Thursday, September 19, 2013

Do Recruiters (or Hiring Managers) Get the New Career Path

A fellow named Sir Ken Robinson who is famous for a TED talk about how schools kill creativity said in a recent Fast Company article the following:

“It’s important to note, that there just isn’t a straight line between what you do at school and what you go on to do in your career. I argue that it is like being in the ocean. You keep correcting your course according to the things that happen to you. But companies force us to write resumes as though it were a plan.”

He goes on later to say that “…companies need people who can think differently and adapt to be creative.” And finishes his argument making the point that we live in a world of ideas and concepts where imagination is the most important element of our long term success.

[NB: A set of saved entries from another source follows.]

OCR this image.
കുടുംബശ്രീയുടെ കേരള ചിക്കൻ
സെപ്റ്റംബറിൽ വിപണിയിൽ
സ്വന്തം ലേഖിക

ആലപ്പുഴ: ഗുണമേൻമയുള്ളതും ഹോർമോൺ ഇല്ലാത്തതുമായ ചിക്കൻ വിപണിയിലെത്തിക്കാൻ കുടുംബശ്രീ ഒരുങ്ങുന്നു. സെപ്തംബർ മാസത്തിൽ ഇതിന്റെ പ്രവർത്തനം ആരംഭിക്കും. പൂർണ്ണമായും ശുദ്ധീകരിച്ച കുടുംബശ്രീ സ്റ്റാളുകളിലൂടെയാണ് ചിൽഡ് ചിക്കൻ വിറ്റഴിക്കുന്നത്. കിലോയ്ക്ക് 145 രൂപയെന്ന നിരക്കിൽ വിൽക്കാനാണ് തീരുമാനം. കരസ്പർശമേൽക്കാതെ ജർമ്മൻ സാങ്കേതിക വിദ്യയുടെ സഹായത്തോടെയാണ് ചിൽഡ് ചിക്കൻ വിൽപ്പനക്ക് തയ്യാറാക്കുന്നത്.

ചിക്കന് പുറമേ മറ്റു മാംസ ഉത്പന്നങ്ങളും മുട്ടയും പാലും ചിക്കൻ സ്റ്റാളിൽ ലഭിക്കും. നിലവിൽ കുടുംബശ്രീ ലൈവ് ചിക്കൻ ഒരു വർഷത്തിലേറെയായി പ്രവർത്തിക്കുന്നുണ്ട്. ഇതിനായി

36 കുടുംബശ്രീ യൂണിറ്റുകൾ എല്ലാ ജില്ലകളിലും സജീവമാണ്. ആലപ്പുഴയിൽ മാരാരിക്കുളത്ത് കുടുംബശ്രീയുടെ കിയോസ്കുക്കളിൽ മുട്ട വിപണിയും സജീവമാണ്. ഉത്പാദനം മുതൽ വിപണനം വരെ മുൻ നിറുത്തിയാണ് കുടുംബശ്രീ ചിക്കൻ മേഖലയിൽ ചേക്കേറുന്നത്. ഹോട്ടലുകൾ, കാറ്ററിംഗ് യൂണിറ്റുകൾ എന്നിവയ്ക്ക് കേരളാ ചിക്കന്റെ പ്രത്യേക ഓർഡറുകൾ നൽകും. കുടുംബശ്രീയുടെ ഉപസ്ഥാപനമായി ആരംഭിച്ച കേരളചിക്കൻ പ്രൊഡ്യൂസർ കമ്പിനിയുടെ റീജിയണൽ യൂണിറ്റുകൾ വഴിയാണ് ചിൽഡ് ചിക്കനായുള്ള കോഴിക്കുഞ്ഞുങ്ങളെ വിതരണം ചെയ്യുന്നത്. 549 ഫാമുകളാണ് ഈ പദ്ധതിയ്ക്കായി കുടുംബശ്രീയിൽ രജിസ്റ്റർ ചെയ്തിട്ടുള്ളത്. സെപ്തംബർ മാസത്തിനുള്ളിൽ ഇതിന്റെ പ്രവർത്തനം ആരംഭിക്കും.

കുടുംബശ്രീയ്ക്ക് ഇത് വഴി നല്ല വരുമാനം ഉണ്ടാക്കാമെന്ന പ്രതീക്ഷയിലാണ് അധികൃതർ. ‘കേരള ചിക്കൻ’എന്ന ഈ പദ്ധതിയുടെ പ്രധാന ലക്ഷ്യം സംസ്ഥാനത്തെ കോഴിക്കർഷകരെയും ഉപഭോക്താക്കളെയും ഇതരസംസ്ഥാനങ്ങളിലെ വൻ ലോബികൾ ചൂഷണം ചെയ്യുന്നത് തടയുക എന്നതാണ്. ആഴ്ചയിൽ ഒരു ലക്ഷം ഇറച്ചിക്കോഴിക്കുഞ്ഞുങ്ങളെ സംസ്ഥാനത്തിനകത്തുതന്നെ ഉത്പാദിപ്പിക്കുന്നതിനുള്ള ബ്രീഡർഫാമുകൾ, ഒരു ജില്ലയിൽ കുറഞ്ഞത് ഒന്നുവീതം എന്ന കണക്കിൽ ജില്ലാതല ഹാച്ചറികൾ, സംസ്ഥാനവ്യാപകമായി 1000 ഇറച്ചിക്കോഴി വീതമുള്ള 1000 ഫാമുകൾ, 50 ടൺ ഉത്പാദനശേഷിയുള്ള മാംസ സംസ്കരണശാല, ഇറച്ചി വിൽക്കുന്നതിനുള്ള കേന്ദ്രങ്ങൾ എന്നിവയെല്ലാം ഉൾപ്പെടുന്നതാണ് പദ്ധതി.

But do we look for imagination when we recruit? How often do we throw out the resume that isn’t an exact match to a specific set of skills? Is this getting even more pervasive now that we let automation drive our screening process? The HR space is rife with companies claiming they can find you the better candidate faster. But they can only find the candidates that fit narrow criteria.
 
How can that work if – as many studies have shown – skills learned today will be obsolete in 3 to 5 years?
 
How do we recruit for the “best athlete,” the one who has that well rounded set of skills that allows them to adapt, and to be creative and productive in uncertain and changing times?
 
When I was in the early days of my career I worked in a consulting firm. We specialized in building automated tools to help support complex business systems problems. As we grew very rapidly we wanted to understand how we could grow managers more quickly. Accordingly, we set about assessing what the common characteristics were for our most accomplished leaders. We found two things: 1) it was not our best engineers who succeeded, but the ones who had some form of liberal arts education in their background. And, 2) they had experienced a wide ranging and diversified set of experiences at the firm. They had not stuck to a single career path.
 
So that kid with the degree in art history, take a second look. S/he just might be your next CIO.